Hunting down exactly which end point is ‘slighlty’ out of tollerance, is a pain in the rear.

Thank you for this suggestion, @Leith! This is a good suggestion, and I’ll add it to our backlog.

What’s the use-case for this feature in your work? Any example would be great.

This particular feature isn’t so much a use-case feature as perhaps a workflow issue. When I first started using the app, I found that drawing curves that seemed to intersect with snapping, didn’t always net curves that intersect at the corners. Which, both messed up the surfacing, and also left little curve ends. Which were both a pain to track down.

It’s possible it’s because I was working on a 50 meter long object in a “meters” unit scale. It may be that the scale I was working at was mismatched with the engine’s default tolerances for snapping and such. I’m not sure. I’ll do some experimentation to see if I can get a better handle on it.

As for examples: I’ll give some images that explain a bit how my patch modeling workflow is currently going. I’m in the middle of finding a good workflow. So this is more experimental as a workflow at the moment.

Attached find two images. Both from Houdini.

I’ve imported the IGES file directly from uMake. And you can see my curves and surfaces that I used to define a surface with a freeform curve cage in uMake. The surface isoparms are very ugly. As expected from building square surfaces from longer curves that I don’t really have ideal control over.
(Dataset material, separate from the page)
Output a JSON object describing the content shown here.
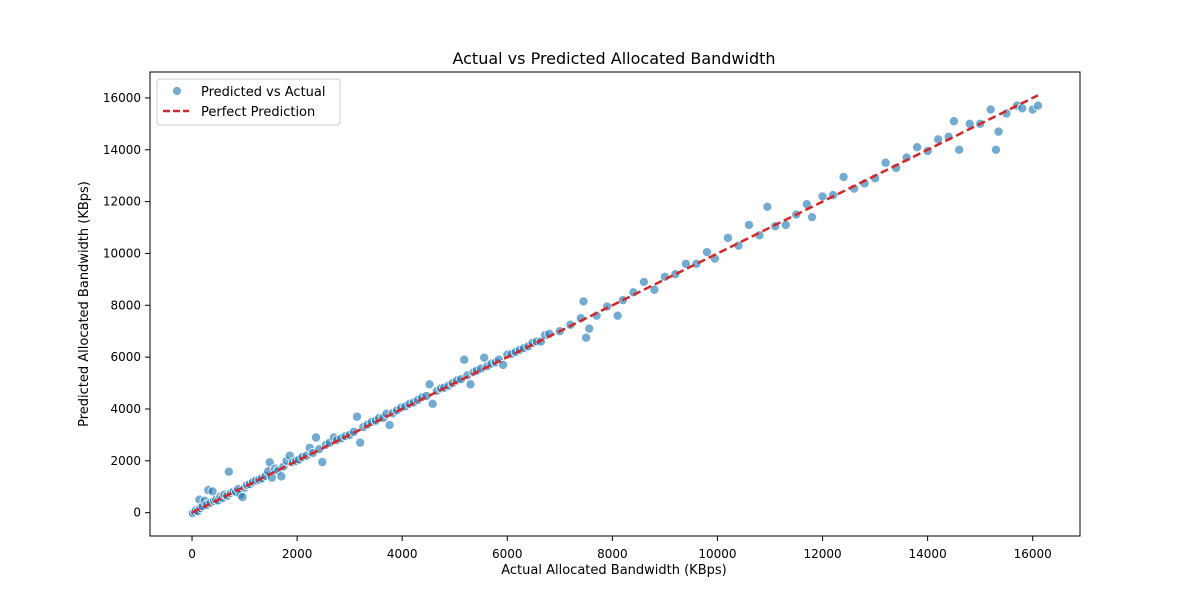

Also, the patch normals are inverted all over the place, which can’t really be seen in uMake itself so easily, but reveals on export.

Were I doing this in Maya rather than uMake, I would be:

  1. Cutting up the curves and rebuilding (replacing with a matched curve) constantly. The rebuilt curves always being uniform (reparamatarized) curves of the same complexity. Which keeps the square patch isoparms lined up with one another at the edges. This is important for being able to mesh/stitch the patches perfectly.

  2. Making sure every patch had correct normals and flipping them if they don’t. Again, so I can generate a valid mesh.

The second image is of a fully automatically re-patched version of the former. I was able to do some Houdini-foo to make up for the things I can’t easily do in uMake. The end result is a very clean quad mesh. If you look carefully, you’ll see some hard patch edge intersections have gone soft. This is actually purposeful in this case. I’ve built this mesh with 3 segments per curve and then put two levels of subdivision on top. This is because I wanted to smooth out the tangents at the patch edges. Mostly because I was lazy and didn’t do such a good job of it making the original curve cage. But if I wanted to keep my cage’s crisp edges and tangents, I could, by doing something like 10 or 20 curve divisions instead.

Thanks for this insightful explanation! When we first created uMake (3 years ago), we thought the current level of curves tangency would be sufficient, but as the iPad progressed and uMake evolved, we think we can definitely do better. We will investigate further how can we improve.